Games of 2012: Journey
The road less travelled.
"They're sad because everyone is dead."
It's been a stellar year for games, all things considered, particularly in the indie arena. Yet picking my top gaming moment from the last 12 months is incredibly easy. It came when my six-year-old daughter walked in on me playing thatgamecompany's achingly beautiful Journey. She sat down next to me, asked for the joypad and - after sliding down some sand dunes and fluttering around in the air - offered the insight above.
Much like Journey itself, it was a simple moment but an incredibly powerful one, laying bare the foolishness of the entire "are games art?" debate. Of course they are. Journey is only the latest game to prove it, but it's also the most compelling. My daughter's reaction was immediate and honest, an instinctive emotional response to creative stimulus painstakingly constructed by Jenova Chen and his team thousands of miles away. What is that, if not art?

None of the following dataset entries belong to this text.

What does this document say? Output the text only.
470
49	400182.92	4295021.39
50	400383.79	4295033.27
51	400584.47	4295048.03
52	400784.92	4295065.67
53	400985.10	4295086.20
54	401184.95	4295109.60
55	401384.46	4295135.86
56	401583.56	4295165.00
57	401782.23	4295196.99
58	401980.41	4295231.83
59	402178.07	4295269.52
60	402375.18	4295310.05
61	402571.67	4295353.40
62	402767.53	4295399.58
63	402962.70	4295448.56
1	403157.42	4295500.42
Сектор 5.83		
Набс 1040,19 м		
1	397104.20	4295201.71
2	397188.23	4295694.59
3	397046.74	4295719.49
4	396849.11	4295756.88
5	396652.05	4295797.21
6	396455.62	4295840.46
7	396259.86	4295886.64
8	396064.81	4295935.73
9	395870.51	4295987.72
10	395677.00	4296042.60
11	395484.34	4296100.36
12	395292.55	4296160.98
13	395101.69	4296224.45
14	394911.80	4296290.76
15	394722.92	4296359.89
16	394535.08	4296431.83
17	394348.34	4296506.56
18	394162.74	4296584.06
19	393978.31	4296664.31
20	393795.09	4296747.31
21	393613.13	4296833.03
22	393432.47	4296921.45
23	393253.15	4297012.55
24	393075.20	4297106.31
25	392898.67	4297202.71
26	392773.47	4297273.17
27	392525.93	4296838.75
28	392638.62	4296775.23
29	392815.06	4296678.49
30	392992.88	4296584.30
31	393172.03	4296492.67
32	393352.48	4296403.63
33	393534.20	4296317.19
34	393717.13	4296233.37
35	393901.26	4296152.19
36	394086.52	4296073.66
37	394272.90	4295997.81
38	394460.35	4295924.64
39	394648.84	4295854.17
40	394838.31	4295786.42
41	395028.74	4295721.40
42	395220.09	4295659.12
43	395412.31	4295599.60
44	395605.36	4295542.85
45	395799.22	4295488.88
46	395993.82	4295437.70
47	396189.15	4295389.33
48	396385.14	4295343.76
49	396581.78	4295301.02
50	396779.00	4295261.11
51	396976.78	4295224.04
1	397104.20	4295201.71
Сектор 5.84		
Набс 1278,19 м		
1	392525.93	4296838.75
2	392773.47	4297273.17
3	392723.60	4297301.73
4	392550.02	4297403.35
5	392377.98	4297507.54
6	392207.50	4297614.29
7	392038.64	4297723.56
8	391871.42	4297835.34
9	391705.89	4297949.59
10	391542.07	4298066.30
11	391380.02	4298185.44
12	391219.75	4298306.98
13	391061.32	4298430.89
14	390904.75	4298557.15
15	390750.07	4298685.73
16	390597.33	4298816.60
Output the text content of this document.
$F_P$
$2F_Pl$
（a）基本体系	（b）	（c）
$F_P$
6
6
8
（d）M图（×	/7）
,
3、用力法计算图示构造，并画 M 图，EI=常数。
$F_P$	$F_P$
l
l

What impresses me most about Journey is that its artfulness soaks deep into every layer. On the surface, yes, it's absolutely gorgeous. One thing that games do exceptionally well is give us a sense of place and the freedom to explore and experience that place. At its heart, that's the driving force behind Journey. It offers a shifting, alluring landscape and then makes travelling through it a tactile joy.
Was there a gameplay mechanic more lovely than that granular, halting slide down the side of a dune? It's a movement you can feel even through the cold interface of a joypad. Is there a game that better captures the intoxicating dreamlike weightlessness of flight? I don't think so. Simply moving in Journey's world - running, walking, jumping, gliding - is an end in itself. It's a world with no explicit goals and no strict rules, yet it makes perfect sense. We progress because we need to, because there's something primal that compels us to see what's over the horizon, not because there's a great big ugly blob hovering in front of us saying "FOLLOW". Judged purely as a piece of game design, Journey is supremely graceful.
Yet Journey is categorically, undeniably a game. As abstract as it is, it's an experience you play. There's been a tendency in the "games as art" movement to drift so far away from the medium in search of validation that the result ends up undermining its own argument. Head too far down that road and you end up with a digital tableau in which the player is simply a spectator, a work of art that uses the medium of games, rather than a game that is a work of art.
Journey trusts the player. It treats them as a player, not just an audience. It trusts them to explore the world, and most of all it trusts them to find meaning in it. It's not just that Journey is a game, it's that it could only ever work as a game. This is not an experience that could be replicated in film, prose or music. Only by wandering through the dunes yourself, delving into the blue depths of the world and emerging into the dazzling white of the mountain can you truly understand the journey. Only by interacting with the place do you come to understand it. It's a game. It's art. Argument over.
Once we accept that, Journey offers so much more to talk about. It has the most elegant and inspiring implementation of multiplayer ever seen. We can mingle with hundreds in an MMO, or gun down dozens in a single round of any first-person shooter, yet the moment you first see another person in Journey is truly magical. By stripping everything away, the game reminds us just how amazing it is that there's another person in the game with you. By removing all identifying marks, reducing them to a simple avatar, they become even more interesting.
Every time I play - and I've gone back to this game more than pretty much any other this year - I'm still thrilled when I stumble across my randomly assigned companion. I feel elated when we collaborate, wordlessly, on exploring off the beaten path. I feel depressed and rejected if they wander off. I even feel jealous, and a little embarrassed, if their scarf is longer than mine because they're better at exploring. What would Dr Freud say?
For all the analysis that Journey inspires, it's a game that makes me feel rather than think. I come back to it when I'm in a contemplative mood, just like I'd return to a favourite song to cheer me up, or re-read a beloved book. I come back to it not because I want to beat it, or get to the next level, but because I like spending time in the game. For all the blunt and ugly talk of "gameplay mechanics", I just like the way it makes me feel. It's nourishing.
There have been games this year that have been more fun. There are games that I've spent more time playing. But only one game made me realise just what games are capable of, and reassured me that play, in and of itself, can be as artistically valid as listening to symphony or digesting a heavyweight drama. That it all came wrapped in abstract narrative cloth that could inspire an adult, while still allowing a six-year-old girl to intuitively appreciate the complex melancholy tone, is what makes Journey not just my favourite game of 2012, but one of my favourite games ever.